The 2020s are set to be Asia’s decade, with the continent dominating an exclusive list of economies that are expected to sustain growth rates of around 7 per cent.
India, Bangladesh, Vietnam, Philippines and Myanmar should all meet that benchmark, according to a research note from Global Chief Economist David Mann and Madhur Jha, Standard Chartered’s India-based head of thematic research. Côte d’Ivoire and Ethiopia are also likely to reach the 7 per cent growth pace, which essentially means a doubling of gross domestic product every tens years. That will be a boon to per-capita incomes, with Vietnam’s soaring to $10,400 in 2030 from what it was during last year- $2,500, they estimate.
South Asian members of the group should be the GDP standouts as they will together account for about 1/5th of the world’s population by 2030, Standard Chartered reckons. The demographic dividend will be a big boon for India, while Bangladesh’s investments in education and health should juice productivity.
The Asian dominance of the list is a big change from 2010. When the bank first started tracking the economies it was expected to grow by around 7 per cent. At that time, there were 10 members evenly split between Asia and Africa: India, Bangladesh, China, Indonesia, Vietnam, Ethiopia, Tanzania, Nigeria, Uganda and Mozambique.

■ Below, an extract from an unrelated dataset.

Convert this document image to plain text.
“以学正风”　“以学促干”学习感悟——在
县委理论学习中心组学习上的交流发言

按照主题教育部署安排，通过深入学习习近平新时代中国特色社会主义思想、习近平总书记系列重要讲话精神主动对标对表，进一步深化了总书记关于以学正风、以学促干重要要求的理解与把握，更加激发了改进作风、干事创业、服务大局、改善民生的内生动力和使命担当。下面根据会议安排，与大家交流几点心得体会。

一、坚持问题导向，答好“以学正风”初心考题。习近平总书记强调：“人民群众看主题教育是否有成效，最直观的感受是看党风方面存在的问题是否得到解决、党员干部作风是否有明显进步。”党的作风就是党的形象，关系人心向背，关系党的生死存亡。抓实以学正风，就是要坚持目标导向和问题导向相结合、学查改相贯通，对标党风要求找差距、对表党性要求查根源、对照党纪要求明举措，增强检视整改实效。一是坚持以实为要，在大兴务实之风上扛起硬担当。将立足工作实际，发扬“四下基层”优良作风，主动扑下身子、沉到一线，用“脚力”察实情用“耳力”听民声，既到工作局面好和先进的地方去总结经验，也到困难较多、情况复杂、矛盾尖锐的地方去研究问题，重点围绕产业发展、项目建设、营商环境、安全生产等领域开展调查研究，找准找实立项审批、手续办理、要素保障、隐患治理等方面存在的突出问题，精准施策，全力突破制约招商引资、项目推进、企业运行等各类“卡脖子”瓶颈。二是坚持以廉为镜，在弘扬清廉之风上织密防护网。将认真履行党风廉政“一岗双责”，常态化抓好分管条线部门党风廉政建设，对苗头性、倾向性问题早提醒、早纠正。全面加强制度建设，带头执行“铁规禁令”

China is a notable absence from the latest ranking especially considering that it has been a member of the club for almost 4 decades — reflecting a slowdown in economic growth as well as a progression toward higher per-capita incomes that makes faster growth rates much more difficult to sustain. Standard Chartered estimates that the world’s No. 2 economy would be able to keep up a 5.5 per cent economic growth pace in the 2020s.